Everyone from conservative GOP presidential hopeful Phil Gramm to Secretary of Labor Robert Reich is on board. From the libertarian Cato Institute to the Progressive Policy Institute, the fiscally responsible have "aid to dependent corporations" in their sights. At least, they say they do.It's about time. Long have the powerful used their political influence to wheedle all manner of tax breaks and direct subsidies. Nor can the offenders be crudely branded "Republican Businessmen." Congresses dominated by Democrats have written most budgets of recent decades. Indeed, the urge to funnel benefits to prominent constituents and big campaign contributors is robust in politicians generally.

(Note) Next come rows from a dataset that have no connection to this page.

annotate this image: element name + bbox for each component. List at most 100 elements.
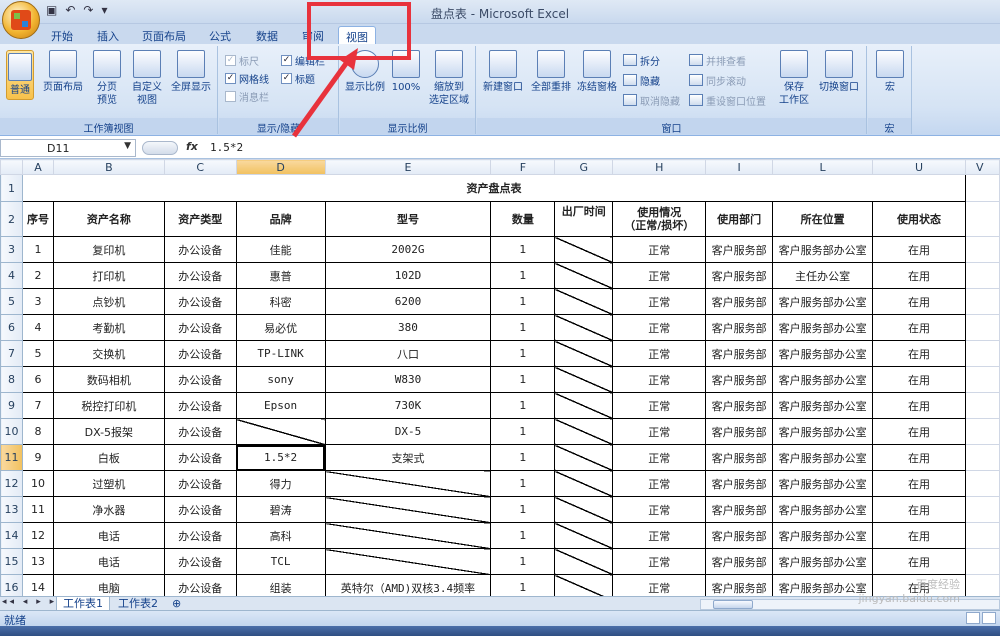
cell-type[interactable]: 办公设备 [163,418,237,445]
cell-seq[interactable]: 2 [21,262,54,289]
cell-qty[interactable]: 1 [490,444,556,471]
side-by-side-button[interactable]: 并排查看 [689,52,746,68]
header-model[interactable]: 型号 [324,201,492,237]
cell-seq[interactable]: 4 [21,314,54,341]
cell-status[interactable]: 正常 [612,236,707,263]
split-button[interactable]: 拆分 [623,52,660,68]
cell-qty[interactable]: 1 [490,236,556,263]
cell-use[interactable]: 在用 [872,288,966,315]
cell-location[interactable]: 客户服务部办公室 [772,288,874,315]
cell-date[interactable] [554,392,614,419]
row-header[interactable]: 11 [0,444,23,471]
cell-type[interactable]: 办公设备 [163,470,237,497]
cell[interactable] [964,470,1000,497]
cell-use[interactable]: 在用 [872,262,966,289]
cell-status[interactable]: 正常 [612,444,707,471]
cell-seq[interactable]: 11 [21,496,54,523]
cell-brand[interactable]: 得力 [235,470,326,497]
col-header[interactable]: G [554,159,614,175]
header-use[interactable]: 使用状态 [872,201,966,237]
row-header[interactable]: 8 [0,366,23,393]
cell-seq[interactable]: 5 [21,340,54,367]
cell[interactable] [964,174,1000,202]
col-header[interactable]: I [705,159,774,175]
cell-brand[interactable]: Epson [235,392,326,419]
col-header[interactable]: B [52,159,165,175]
row-header[interactable]: 7 [0,340,23,367]
header-location[interactable]: 所在位置 [772,201,874,237]
row-header[interactable]: 3 [0,236,23,263]
row-header[interactable]: 1 [0,174,23,202]
cell-seq[interactable]: 7 [21,392,54,419]
sheet-tab[interactable]: 工作表1 [56,597,110,611]
cell-use[interactable]: 在用 [872,496,966,523]
cell-status[interactable]: 正常 [612,548,707,575]
cell-model[interactable]: 6200 [324,288,492,315]
cell-type[interactable]: 办公设备 [163,262,237,289]
sync-scroll-button[interactable]: 同步滚动 [689,72,746,88]
new-window-button[interactable]: 新建窗口 [481,50,525,94]
cell-status[interactable]: 正常 [612,392,707,419]
cell[interactable] [964,392,1000,419]
cell-dept[interactable]: 客户服务部 [705,574,774,596]
cell-use[interactable]: 在用 [872,418,966,445]
cell-brand[interactable]: TCL [235,548,326,575]
col-header[interactable]: V [964,159,1000,175]
col-header[interactable]: D [235,159,326,175]
row-header[interactable]: 2 [0,201,23,237]
cell[interactable] [964,262,1000,289]
cell-name[interactable]: 过塑机 [52,470,165,497]
cell-dept[interactable]: 客户服务部 [705,288,774,315]
cell-model[interactable] [324,548,492,575]
cell[interactable] [964,314,1000,341]
cell-name[interactable]: 电话 [52,548,165,575]
cell-type[interactable]: 办公设备 [163,392,237,419]
cell-brand[interactable]: 佳能 [235,236,326,263]
cell-status[interactable]: 正常 [612,496,707,523]
col-header[interactable]: C [163,159,237,175]
cell-date[interactable] [554,444,614,471]
cell-brand[interactable]: 碧涛 [235,496,326,523]
cell-status[interactable]: 正常 [612,470,707,497]
cell-qty[interactable]: 1 [490,470,556,497]
cell[interactable] [964,574,1000,596]
cell-model[interactable] [324,522,492,549]
cell[interactable] [964,522,1000,549]
cell-type[interactable]: 办公设备 [163,314,237,341]
cell-qty[interactable]: 1 [490,522,556,549]
header-date[interactable]: 出厂时间 [554,201,614,237]
zoom-to-selection-button[interactable]: 缩放到 选定区域 [426,50,472,107]
cell-dept[interactable]: 客户服务部 [705,522,774,549]
cell-qty[interactable]: 1 [490,392,556,419]
cell-date[interactable] [554,262,614,289]
cell-brand[interactable]: 组装 [235,574,326,596]
cell-model[interactable]: 八口 [324,340,492,367]
fx-icon[interactable]: fx [186,140,198,153]
cell-use[interactable]: 在用 [872,470,966,497]
cell-type[interactable]: 办公设备 [163,496,237,523]
cell-seq[interactable]: 12 [21,522,54,549]
col-header[interactable]: F [490,159,556,175]
cell-location[interactable]: 主任办公室 [772,262,874,289]
cell-date[interactable] [554,548,614,575]
row-header[interactable]: 5 [0,288,23,315]
message-bar-checkbox[interactable]: 消息栏 [225,88,269,104]
unhide-button[interactable]: 取消隐藏 [623,92,680,108]
cell-qty[interactable]: 1 [490,288,556,315]
cell-brand[interactable]: TP-LINK [235,340,326,367]
cell-type[interactable]: 办公设备 [163,548,237,575]
cell-date[interactable] [554,288,614,315]
cell-name[interactable]: DX-5报架 [52,418,165,445]
cell-location[interactable]: 客户服务部办公室 [772,418,874,445]
full-screen-button[interactable]: 全屏显示 [168,50,214,94]
cell-type[interactable]: 办公设备 [163,574,237,596]
cell-name[interactable]: 净水器 [52,496,165,523]
cell-dept[interactable]: 客户服务部 [705,548,774,575]
cell-model[interactable]: 380 [324,314,492,341]
page-break-preview-button[interactable]: 分页 预览 [92,50,122,107]
ruler-checkbox[interactable]: ✓ 标尺 [225,52,259,68]
cell[interactable] [964,548,1000,575]
cell-name[interactable]: 交换机 [52,340,165,367]
cell-date[interactable] [554,366,614,393]
cell-location[interactable]: 客户服务部办公室 [772,522,874,549]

Can they master it? Politicians often are selective in their wish to see the private sector stand on its own private feet. As Scripps Howard News Service puts it, "Clintonites have a soft spot for what one critic calls `technopork,' benefiting the likes of Texas Instruments, 3M, Chrysler Corp., Boeing, Rockwell and Hewlett Packard. Western politicians balk at making the timber industry pay for roads the Forest Service builds for its benefit on federal lands. Farmstate representatives protect farmers' costly and irrational dole."

True budget reform seems bound to be no less contentious when it comes to eliminating corporate welfare than it has already proved in debates over entitlements for the elderly and the poor. Genuine deficit-cutters must demonstrate their seriousness across the board.